The development of a high-performance gas sensor for the rapid and efficient detection of harmful SF₆ decomposition gases (H₂S, SO₂, and SOF₂) is crucial for equipment environmental monitoring and safeguarding human health. In this work, first-principles calculations were conducted to assess the adsorption performance and sensing characteristics of these decomposition gases on two-dimensional metal-dimer-modified phthalocyanine (Mn₂Pc, Tc₂Pc, and MnTcPc) surfaces. The results demonstrate that the Mn₂Pc, Tc₂Pc, and MnTcPc monolayers possess enhanced structural stability. The Mn₂Pc, Tc₂Pc, and MnTcPc monolayer materials show strong adsorption capabilities (|E_ads| > 0.90 eV) and significant electron transfer (|Q_t| > 0.017 e) and interact favorably with the aforementioned toxic gases, indicating their superior adsorption capacities for SOF₂, SO₂, and H₂S. The microscopic interaction mechanisms between SF₆-decomposed gas molecules and the Mn₂Pc, Tc₂Pc, and MnTcPc nanosheets are elucidated through analyses of electron density distribution, differential charge distribution, and density of states.
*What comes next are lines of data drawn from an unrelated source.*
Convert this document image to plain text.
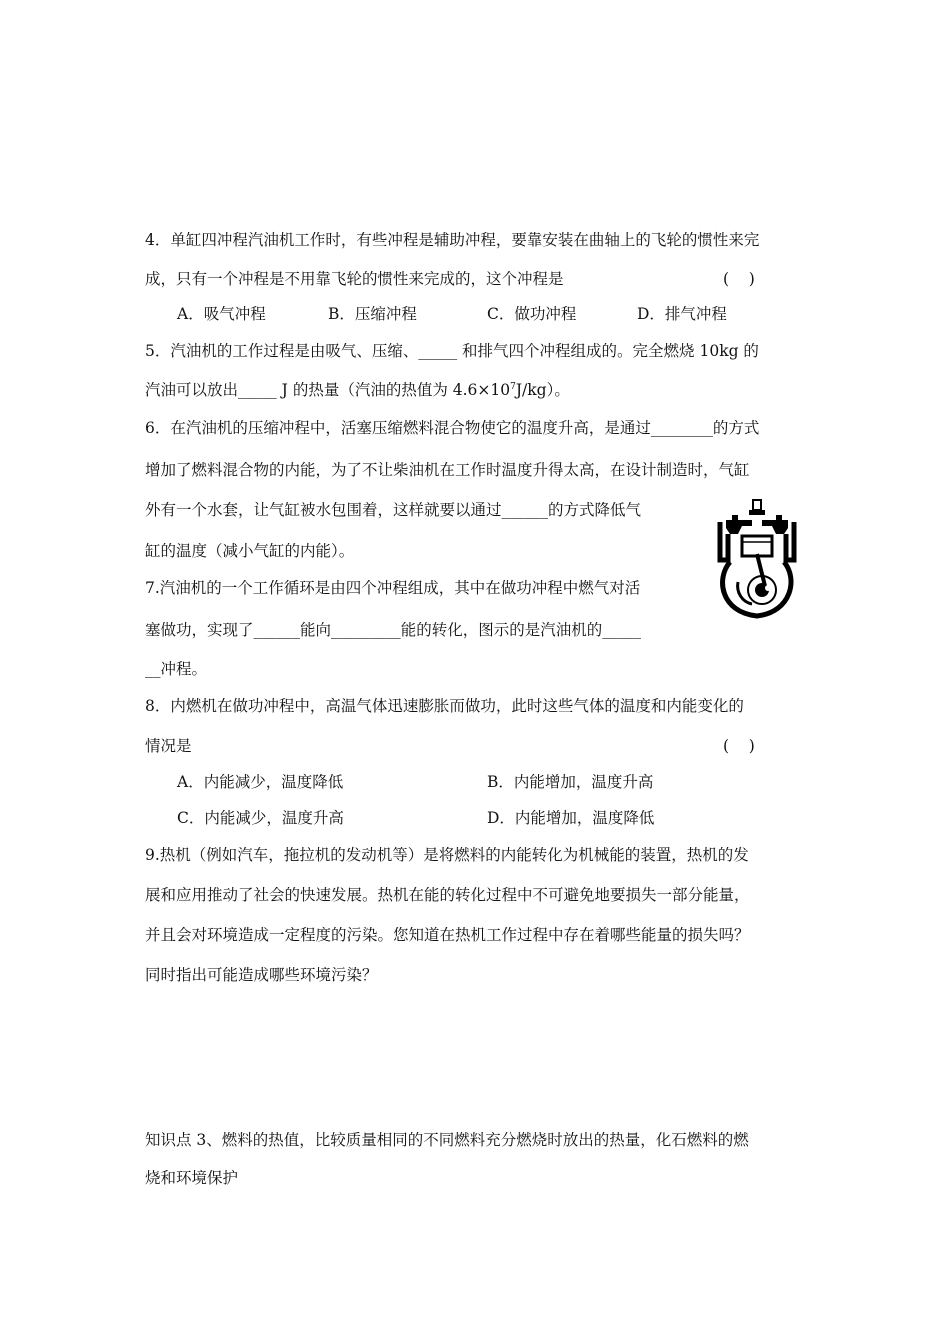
4．单缸四冲程汽油机工作时，有些冲程是辅助冲程，要靠安装在曲轴上的飞轮的惯性来完
成，只有一个冲程是不用靠飞轮的惯性来完成的，这个冲程是	(    )
A．吸气冲程	B．压缩冲程	C．做功冲程	D．排气冲程
5．汽油机的工作过程是由吸气、压缩、_____ 和排气四个冲程组成的。完全燃烧 10kg 的
汽油可以放出_____ J 的热量（汽油的热值为 $4.6\times 10^7J/kg$）。
6．在汽油机的压缩冲程中，活塞压缩燃料混合物使它的温度升高，是通过________的方式
增加了燃料混合物的内能，为了不让柴油机在工作时温度升得太高，在设计制造时，气缸
外有一个水套，让气缸被水包围着，这样就要以通过______的方式降低气
缸的温度（减小气缸的内能）。
7.汽油机的一个工作循环是由四个冲程组成，其中在做功冲程中燃气对活
塞做功，实现了______能向_________能的转化，图示的是汽油机的_____
__冲程。
8．内燃机在做功冲程中，高温气体迅速膨胀而做功，此时这些气体的温度和内能变化的
情况是	(    )
A．内能减少，温度降低	B．内能增加，温度升高
C．内能减少，温度升高	D．内能增加，温度降低
9.热机（例如汽车，拖拉机的发动机等）是将燃料的内能转化为机械能的装置，热机的发
展和应用推动了社会的快速发展。热机在能的转化过程中不可避免地要损失一部分能量，
并且会对环境造成一定程度的污染。您知道在热机工作过程中存在着哪些能量的损失吗？
同时指出可能造成哪些环境污染？
知识点 3、燃料的热值，比较质量相同的不同燃料充分燃烧时放出的热量，化石燃料的燃
烧和环境保护
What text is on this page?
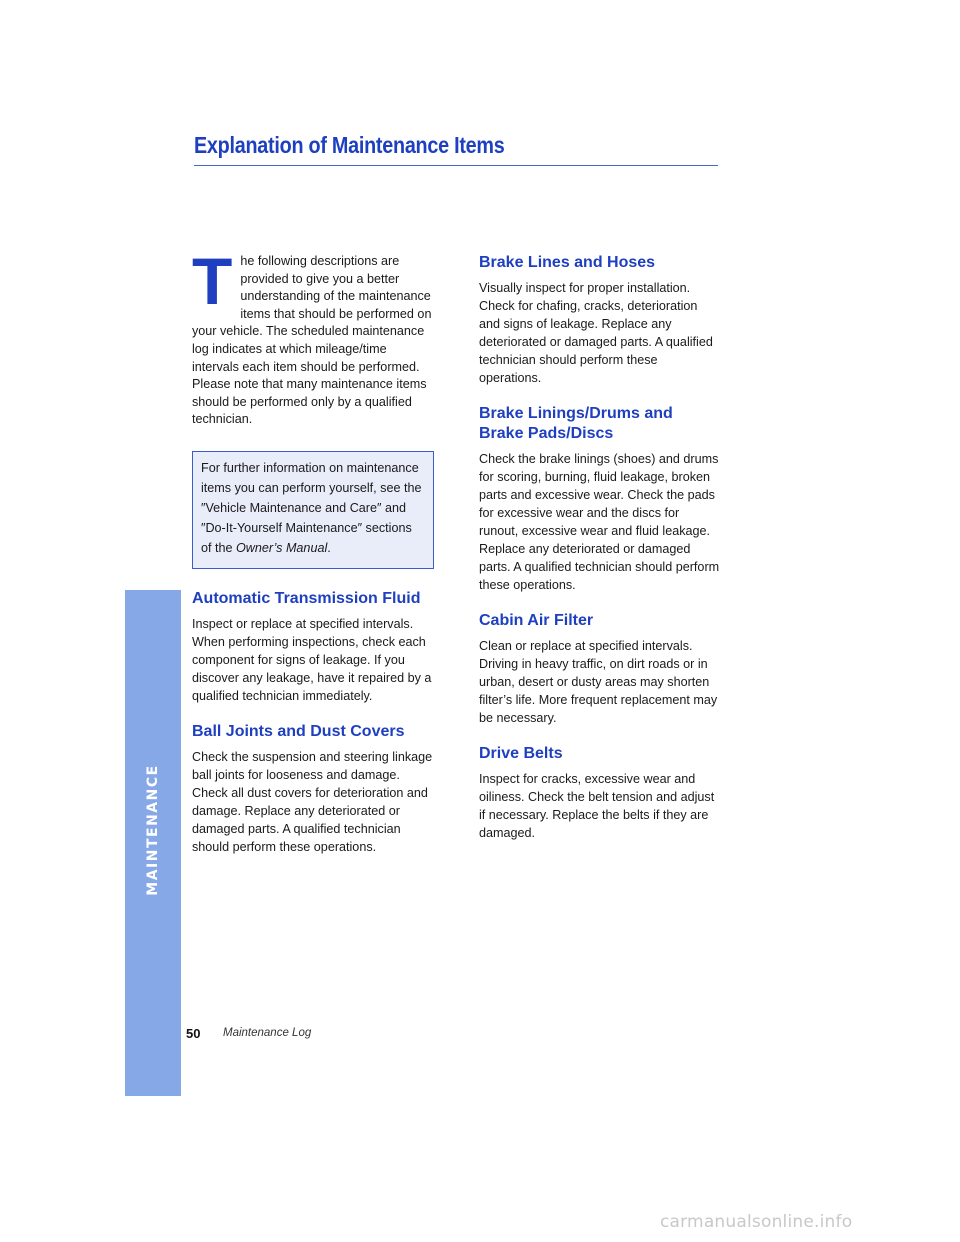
MAINTENANCE
Explanation of Maintenance Items

The following descriptions are provided to give you a better understanding of the maintenance items that should be performed on your vehicle. The scheduled maintenance log indicates at which mileage/time intervals each item should be performed. Please note that many maintenance items should be performed only by a qualified technician.

For further information on maintenance items you can perform yourself, see the ″Vehicle Maintenance and Care″ and ″Do-It-Yourself Maintenance″ sections of the Owner’s Manual.
Automatic Transmission Fluid

Inspect or replace at specified intervals. When performing inspections, check each component for signs of leakage. If you discover any leakage, have it repaired by a qualified technician immediately.

Ball Joints and Dust Covers

Check the suspension and steering linkage ball joints for looseness and damage. Check all dust covers for deterioration and damage. Replace any deteriorated or damaged parts. A qualified technician should perform these operations.

Brake Lines and Hoses

Visually inspect for proper installation. Check for chafing, cracks, deterioration and signs of leakage. Replace any deteriorated or damaged parts. A qualified technician should perform these operations.

Brake Linings/Drums and Brake Pads/Discs

Check the brake linings (shoes) and drums for scoring, burning, fluid leakage, broken parts and excessive wear. Check the pads for excessive wear and the discs for runout, excessive wear and fluid leakage. Replace any deteriorated or damaged parts. A qualified technician should perform these operations.

Cabin Air Filter

Clean or replace at specified intervals. Driving in heavy traffic, on dirt roads or in urban, desert or dusty areas may shorten filter’s life. More frequent replacement may be necessary.

Drive Belts

Inspect for cracks, excessive wear and oiliness. Check the belt tension and adjust if necessary. Replace the belts if they are damaged.

50 Maintenance Log
carmanualsonline.info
Furthermore, upon absorption of H₂S, SO₂, and SOF₂, the work function and band gap energy of the Mn₂Pc, Tc₂Pc, and MnTcPc monolayers undergo significant changes, and the magnetic moments of the Mn₂Pc, Tc₂Pc, and MnTcPc monolayers also exhibit substantial alterations, suggesting high sensitivity to H₂S, SO₂, and SOF₂. Considering the balance of adsorption strength, sensitivity, and recovery time, the single-layer films of Mn₂Pc, Tc₂Pc, and MnTcPc are deemed to be gas-sensing materials with significant potential, suitable for the development of sustainable gas sensors targeting H₂S, SO₂, and SOF₂ with effective recovery capabilities.